The Center for Northeast Asian Studies, Tohoku University and the Slavic Research Center, Hokkaido University (NoA-SRC) organized an international seminar at Tohoku University, Sendai on 29 October. Almost 50 people attended the seminar which consisted of two sessions and a general discussion.
Akihiro Iwashita (Hokkaido University) chaired the first session titled “Migration and refugees in Northeast Asia”. The speakers included Naomi Chi (Hokkaido University), Mitsuhiro Mimura (The Economic Research Institute for Northeast Asia), Yuji Fukuhara (University of Shimane) and Serghei Golunov (Kyushu University). The three papers each focused on a specific location in Northeast Asia and analysed how migration affects issues of security.
Professor Chi presented her findings from 10 years of fieldwork interviewing women from China, Korea, the Philippines and Vietnam. Professor Chi is interested in these women’s experiences of being ‘marriage migrants’ and ‘domestic and care workers’ in Japan and Korea. Her argument was that both societies could do more to protect these women’s human rights. Professors Mimura and Fukuhara did a joint-presentation that also relied heavily on interviews. This time, the voices the audience heard about were those of North Korean men working on building sites in Mongolia and these men’s employers. Professor Mimura contextualised the details of Professor Fukuhara’s detailed fieldwork by placing these workers’ experiences in the framework of Mongolian-North Korean relations. The paper revealed how these worker’s experiences are increasingly influenced by international politics – in particular, the pressure exerted by the United States for Mongolia to reduce its support for North Korea.

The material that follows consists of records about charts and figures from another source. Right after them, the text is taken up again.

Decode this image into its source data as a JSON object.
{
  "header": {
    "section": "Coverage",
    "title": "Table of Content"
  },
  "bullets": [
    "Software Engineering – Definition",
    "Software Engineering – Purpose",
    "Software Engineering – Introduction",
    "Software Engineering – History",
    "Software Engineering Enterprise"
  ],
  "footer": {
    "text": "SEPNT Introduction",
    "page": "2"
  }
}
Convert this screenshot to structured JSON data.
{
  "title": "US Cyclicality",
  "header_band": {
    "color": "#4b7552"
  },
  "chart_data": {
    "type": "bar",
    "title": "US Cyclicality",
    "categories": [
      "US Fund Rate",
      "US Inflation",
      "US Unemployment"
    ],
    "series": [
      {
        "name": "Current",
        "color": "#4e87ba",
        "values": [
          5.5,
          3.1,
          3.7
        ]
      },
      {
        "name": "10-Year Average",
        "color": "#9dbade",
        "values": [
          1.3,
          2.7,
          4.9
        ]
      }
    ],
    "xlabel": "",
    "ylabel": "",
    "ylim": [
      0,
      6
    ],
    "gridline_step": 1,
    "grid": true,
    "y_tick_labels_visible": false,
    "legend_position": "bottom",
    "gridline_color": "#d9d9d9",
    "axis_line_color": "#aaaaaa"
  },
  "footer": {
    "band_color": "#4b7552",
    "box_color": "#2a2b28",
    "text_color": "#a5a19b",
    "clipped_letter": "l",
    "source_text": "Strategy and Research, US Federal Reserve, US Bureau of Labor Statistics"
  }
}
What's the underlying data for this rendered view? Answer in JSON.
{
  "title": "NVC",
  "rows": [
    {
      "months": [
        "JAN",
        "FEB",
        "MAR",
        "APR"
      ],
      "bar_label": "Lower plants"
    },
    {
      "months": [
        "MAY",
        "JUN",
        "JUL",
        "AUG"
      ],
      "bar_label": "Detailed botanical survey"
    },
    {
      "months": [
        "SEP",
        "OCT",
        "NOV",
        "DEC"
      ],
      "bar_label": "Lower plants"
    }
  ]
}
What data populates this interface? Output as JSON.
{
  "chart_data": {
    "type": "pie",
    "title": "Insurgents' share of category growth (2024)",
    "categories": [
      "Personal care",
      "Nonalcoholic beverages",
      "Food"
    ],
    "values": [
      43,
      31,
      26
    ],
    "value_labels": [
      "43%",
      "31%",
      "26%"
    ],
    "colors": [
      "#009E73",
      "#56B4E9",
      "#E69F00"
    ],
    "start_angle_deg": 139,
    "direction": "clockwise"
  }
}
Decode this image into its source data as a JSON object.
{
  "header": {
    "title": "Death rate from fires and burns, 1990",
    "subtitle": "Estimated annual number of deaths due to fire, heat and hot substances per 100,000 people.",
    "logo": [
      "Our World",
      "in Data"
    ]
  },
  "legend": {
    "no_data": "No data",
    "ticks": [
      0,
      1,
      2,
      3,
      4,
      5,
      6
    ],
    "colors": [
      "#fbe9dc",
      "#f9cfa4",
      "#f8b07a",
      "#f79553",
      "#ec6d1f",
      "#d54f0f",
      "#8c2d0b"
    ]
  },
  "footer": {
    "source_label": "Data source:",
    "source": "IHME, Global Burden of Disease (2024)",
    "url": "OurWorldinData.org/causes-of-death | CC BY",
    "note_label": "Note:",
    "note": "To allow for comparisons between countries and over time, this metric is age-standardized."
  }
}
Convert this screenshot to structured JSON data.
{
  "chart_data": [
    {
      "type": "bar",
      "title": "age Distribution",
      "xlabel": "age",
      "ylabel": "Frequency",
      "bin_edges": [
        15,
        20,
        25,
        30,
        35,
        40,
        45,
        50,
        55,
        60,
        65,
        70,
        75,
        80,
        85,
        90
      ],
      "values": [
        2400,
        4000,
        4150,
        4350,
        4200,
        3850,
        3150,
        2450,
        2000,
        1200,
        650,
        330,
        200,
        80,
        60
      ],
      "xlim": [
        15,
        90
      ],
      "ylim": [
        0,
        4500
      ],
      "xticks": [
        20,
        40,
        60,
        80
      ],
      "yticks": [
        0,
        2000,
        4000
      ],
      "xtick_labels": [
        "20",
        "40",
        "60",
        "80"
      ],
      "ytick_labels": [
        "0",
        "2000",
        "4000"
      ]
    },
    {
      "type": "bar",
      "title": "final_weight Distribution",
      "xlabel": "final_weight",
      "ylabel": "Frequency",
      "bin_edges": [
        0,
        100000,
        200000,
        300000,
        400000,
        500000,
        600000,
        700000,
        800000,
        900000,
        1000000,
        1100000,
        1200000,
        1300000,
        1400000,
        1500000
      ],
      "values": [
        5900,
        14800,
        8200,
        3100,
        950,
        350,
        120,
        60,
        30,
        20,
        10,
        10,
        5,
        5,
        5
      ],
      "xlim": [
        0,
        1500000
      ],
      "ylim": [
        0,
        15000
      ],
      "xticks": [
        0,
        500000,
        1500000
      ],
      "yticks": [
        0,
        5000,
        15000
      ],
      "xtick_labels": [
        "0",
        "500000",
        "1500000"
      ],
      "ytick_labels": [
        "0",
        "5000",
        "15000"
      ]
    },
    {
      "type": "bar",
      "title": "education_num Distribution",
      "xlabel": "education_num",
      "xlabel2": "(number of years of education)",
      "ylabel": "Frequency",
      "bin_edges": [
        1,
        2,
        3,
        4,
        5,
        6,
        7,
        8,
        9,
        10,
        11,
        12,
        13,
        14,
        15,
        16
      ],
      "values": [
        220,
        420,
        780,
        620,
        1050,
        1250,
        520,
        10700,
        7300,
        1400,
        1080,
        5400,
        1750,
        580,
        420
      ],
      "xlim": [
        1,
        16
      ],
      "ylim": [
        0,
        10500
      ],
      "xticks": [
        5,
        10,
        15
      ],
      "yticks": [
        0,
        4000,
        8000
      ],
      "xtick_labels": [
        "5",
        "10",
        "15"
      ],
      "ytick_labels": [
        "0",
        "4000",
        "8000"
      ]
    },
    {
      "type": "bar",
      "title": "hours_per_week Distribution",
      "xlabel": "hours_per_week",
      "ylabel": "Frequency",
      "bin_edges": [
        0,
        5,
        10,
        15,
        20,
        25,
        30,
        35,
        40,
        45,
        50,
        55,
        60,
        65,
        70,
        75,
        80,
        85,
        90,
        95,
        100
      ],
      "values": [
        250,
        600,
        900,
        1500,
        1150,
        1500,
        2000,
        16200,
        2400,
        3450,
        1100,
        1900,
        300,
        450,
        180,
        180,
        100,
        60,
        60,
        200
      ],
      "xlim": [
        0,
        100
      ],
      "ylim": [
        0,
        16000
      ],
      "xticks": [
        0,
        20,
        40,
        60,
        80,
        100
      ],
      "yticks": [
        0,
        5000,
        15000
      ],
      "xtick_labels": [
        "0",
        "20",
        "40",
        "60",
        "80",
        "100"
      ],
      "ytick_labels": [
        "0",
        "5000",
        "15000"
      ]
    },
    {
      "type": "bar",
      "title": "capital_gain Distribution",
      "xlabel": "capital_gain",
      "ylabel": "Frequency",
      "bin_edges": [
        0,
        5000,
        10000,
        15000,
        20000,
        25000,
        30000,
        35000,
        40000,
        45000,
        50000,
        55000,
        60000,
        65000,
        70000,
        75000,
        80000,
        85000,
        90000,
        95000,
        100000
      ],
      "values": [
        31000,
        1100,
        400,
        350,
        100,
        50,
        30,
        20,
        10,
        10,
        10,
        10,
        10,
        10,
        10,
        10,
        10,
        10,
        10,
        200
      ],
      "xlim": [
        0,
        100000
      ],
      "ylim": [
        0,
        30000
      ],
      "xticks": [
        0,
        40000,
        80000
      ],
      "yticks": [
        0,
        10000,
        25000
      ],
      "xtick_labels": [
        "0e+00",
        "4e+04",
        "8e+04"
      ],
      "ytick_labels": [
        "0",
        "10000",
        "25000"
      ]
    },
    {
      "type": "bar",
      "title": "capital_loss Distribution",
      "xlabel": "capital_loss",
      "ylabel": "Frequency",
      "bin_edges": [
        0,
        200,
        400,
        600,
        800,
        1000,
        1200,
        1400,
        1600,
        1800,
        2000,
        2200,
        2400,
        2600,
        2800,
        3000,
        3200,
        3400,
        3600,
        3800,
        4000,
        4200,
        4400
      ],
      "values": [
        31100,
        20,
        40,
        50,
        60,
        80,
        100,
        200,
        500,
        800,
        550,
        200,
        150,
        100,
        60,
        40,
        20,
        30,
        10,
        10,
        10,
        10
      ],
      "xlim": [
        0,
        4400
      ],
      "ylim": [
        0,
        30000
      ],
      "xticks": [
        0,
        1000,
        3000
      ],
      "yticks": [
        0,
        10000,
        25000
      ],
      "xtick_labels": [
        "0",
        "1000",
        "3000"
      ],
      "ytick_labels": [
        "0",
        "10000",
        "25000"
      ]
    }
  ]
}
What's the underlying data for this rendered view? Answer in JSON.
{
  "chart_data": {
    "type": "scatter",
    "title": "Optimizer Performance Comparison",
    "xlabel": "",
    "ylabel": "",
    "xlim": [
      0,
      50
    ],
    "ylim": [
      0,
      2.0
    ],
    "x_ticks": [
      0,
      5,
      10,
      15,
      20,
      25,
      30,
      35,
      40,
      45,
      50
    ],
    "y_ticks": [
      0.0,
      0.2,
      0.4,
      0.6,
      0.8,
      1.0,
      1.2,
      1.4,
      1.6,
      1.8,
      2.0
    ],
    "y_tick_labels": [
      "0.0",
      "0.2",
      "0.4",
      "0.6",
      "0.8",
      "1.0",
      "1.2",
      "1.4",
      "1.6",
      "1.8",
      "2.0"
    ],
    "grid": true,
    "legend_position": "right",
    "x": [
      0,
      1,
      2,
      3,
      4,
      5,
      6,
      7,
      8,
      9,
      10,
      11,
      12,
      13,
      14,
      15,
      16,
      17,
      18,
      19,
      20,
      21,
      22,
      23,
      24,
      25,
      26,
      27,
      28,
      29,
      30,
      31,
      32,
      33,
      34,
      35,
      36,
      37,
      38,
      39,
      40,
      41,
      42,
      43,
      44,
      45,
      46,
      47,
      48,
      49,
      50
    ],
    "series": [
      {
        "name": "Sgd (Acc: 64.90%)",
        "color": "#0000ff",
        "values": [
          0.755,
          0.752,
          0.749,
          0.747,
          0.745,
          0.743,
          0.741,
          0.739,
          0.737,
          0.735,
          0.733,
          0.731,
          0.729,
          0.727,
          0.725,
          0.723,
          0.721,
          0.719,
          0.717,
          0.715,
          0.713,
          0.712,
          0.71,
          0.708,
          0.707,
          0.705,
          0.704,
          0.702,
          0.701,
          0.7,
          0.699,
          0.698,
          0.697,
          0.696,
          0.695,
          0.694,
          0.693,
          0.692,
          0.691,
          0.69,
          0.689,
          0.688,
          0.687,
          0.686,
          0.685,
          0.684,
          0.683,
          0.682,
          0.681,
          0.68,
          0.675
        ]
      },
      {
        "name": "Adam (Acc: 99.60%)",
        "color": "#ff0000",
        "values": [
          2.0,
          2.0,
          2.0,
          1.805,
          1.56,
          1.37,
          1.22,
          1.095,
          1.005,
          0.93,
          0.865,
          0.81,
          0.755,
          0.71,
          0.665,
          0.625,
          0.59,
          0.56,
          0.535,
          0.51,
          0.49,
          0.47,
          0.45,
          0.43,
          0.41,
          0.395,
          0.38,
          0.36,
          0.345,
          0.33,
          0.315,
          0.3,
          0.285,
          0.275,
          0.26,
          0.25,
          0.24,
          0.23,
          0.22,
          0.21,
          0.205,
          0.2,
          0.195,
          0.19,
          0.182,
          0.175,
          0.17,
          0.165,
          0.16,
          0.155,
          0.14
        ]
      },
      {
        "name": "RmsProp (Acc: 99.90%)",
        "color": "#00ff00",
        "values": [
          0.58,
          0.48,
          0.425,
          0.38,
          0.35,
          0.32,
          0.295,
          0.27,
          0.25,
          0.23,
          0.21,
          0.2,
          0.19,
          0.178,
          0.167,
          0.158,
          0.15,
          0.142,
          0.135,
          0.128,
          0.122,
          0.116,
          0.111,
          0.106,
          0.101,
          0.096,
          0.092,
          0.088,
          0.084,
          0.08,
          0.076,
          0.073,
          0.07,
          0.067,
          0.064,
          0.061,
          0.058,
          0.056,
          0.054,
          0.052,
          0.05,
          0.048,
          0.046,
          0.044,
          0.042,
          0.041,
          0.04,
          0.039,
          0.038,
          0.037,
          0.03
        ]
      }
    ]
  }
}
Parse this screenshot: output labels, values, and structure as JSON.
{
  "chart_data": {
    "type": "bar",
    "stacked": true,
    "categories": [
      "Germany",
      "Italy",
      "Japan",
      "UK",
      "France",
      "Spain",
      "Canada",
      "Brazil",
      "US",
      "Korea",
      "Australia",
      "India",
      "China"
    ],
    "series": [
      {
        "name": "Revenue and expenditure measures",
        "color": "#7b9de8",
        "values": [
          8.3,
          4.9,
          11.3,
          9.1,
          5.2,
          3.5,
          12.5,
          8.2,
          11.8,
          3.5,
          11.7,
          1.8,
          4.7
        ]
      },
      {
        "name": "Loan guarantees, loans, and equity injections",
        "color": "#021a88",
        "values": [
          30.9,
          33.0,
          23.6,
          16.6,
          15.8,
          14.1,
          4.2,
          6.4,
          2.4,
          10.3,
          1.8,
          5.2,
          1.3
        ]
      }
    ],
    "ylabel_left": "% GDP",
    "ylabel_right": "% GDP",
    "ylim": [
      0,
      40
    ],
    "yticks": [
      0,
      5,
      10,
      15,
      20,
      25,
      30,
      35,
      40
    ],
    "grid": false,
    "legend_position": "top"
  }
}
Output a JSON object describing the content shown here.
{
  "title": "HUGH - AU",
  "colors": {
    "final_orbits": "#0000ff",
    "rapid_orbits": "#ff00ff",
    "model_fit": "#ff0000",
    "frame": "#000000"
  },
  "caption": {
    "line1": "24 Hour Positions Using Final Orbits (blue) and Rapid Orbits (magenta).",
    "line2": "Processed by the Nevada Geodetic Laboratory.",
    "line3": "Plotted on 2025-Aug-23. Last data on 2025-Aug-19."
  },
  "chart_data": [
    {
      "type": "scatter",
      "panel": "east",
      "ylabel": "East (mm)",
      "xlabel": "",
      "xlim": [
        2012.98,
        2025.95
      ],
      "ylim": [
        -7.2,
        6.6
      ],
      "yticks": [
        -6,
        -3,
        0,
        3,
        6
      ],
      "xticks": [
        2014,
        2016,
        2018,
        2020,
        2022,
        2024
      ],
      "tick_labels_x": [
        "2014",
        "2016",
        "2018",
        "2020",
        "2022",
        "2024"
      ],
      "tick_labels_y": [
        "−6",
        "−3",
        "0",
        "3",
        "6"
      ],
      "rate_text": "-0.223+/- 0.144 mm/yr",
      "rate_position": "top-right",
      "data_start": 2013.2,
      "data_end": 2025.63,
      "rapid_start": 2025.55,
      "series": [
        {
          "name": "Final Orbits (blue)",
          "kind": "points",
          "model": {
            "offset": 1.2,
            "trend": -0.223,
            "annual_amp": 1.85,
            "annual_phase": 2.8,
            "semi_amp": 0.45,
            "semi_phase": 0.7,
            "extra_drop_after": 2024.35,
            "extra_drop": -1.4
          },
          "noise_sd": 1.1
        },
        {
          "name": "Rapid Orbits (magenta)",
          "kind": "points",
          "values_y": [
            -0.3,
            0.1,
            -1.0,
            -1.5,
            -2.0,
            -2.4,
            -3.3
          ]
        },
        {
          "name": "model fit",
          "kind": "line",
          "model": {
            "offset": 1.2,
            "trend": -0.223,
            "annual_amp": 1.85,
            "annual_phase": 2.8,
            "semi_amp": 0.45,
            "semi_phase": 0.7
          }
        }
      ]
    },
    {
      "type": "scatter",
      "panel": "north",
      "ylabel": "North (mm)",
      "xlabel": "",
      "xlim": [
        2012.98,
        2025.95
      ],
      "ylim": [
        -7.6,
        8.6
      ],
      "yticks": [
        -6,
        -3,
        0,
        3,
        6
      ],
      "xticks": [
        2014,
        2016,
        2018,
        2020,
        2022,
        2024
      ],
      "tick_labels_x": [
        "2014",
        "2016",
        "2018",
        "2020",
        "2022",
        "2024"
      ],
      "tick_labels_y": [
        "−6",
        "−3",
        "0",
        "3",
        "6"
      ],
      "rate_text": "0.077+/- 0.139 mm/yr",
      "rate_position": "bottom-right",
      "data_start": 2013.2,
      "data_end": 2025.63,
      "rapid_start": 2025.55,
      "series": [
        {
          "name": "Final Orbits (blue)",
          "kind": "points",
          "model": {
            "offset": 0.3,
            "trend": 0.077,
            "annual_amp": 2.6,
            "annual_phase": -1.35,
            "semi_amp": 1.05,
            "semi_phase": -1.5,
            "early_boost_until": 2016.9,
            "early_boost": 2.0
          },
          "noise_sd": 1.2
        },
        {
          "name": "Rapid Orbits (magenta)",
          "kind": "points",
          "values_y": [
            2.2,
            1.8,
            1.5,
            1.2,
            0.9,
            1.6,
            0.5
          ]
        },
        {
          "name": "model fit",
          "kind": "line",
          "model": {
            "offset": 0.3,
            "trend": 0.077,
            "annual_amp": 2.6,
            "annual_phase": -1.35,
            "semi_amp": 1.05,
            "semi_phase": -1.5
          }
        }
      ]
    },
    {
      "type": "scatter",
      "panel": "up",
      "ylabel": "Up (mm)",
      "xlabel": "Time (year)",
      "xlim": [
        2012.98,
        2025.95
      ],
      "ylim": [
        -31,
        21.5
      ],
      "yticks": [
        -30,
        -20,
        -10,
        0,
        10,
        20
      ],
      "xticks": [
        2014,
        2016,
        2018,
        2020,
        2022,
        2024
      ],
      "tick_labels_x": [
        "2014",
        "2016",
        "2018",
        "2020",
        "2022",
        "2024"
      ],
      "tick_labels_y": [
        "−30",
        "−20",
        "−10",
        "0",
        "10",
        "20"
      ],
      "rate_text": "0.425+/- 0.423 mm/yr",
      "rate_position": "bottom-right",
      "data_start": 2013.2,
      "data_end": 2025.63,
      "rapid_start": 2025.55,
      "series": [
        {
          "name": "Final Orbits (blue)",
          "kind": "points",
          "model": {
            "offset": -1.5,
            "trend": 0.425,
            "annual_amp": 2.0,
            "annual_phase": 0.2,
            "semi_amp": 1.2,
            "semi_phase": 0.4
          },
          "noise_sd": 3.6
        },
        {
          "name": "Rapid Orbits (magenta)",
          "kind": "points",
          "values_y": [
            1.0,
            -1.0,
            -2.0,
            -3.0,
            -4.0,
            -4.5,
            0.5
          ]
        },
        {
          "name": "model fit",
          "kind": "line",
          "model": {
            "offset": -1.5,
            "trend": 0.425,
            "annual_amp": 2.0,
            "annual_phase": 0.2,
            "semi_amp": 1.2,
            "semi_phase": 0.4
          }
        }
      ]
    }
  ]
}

The third paper moved away from interviews in person to consider the words of Russian politicians and officials as reported by that country’s media. Professor Golunov identified how Russian perceptions of Chinese migrants exist between two poles that he called ‘alarmism’ and ‘utilitarianism’. Although some politicians have resorted to critical portrayals of Chinese migrants as a threat to the nation’s security, others have taken a pragmatic approach favouring encouraging such migration as a boon to the economy. He concluded with the insight that as China’s economy becomes stronger, migration for Chinese is becoming less attractive. Furthermore, migration to China for Russians is actually becoming more appealing, who are enticed by the higher wages. Professor Jong Seok Park (Kyushu University) as commentator provided several new points for the panellists and the audience. These included a discussion about the role of ‘agency’ in women’s migration decisions and a questioning of the terms used to describe North Korea.
Following lunch, Jusen Asuka (Tohoku University) chaired the second session on “Migration, refugees and the environment”. The first speaker was Nina Hall (Johns Hopkins School of Advanced International Studies, Bologna, Italy). She spoke about how international organisations such as the United Nations High Commissioner for Refugees (UNHCR) and the International Organization for Migration (IOM) have adapted their mandates to meet the challenges of migration caused by climate change. John Campbell (University of Waikato, New Zealand) followed Professor Hall. He introduced his research on the threat posed by climate change to people living in Kiribati. While not central to his presentation, Professor Campbell’s view that the United Kingdom as the former colonial power should do more to acknowledge its responsibilities to the Kiribati people caught the attention of the audience. Benoit Mayer (Chinese University of Hong Kong) gave the last presentation of the seminar. He argued that rather than discuss climate change as a discrete factor contributing to migration, academics and policy-makers should think about the ‘climate-migration nexus’. Using the example of international law, Professor Mayer examined how climate change was one of many causes of migration that are entangled and cannot be separated out. The session concluded with comments by Kentaro Ono (Honorary Consul of the Republic of Kiribati in Sendai). He made a plea for academics not to apply the label of ‘climate refugee’ to the people of Kiribati. Instead, he urged the panellists to think of new terms that emphasised ‘migration with dignity’.
Following the two sessions, the symposium finished with a general discussion. Mr Ono’s argument provided the starting point for a debate about how to counter ignorance in Japan about refugees. More specifically, an international student asked what policy-makers might do to assist people in a country such as Bangladesh where the state has limited resources. The panellists conceded that there are no simple solutions but warned against thinking only about migration as a security issue. As the title of the symposium stressed ‘security perspectives’, this reminder of the importance of a humanitarian approach to migration and refugees was welcome. Akihiro Iwashita gave the closing remarks in which he thanked the staff of Tohoku University for their hard work in organising such a successful symposium.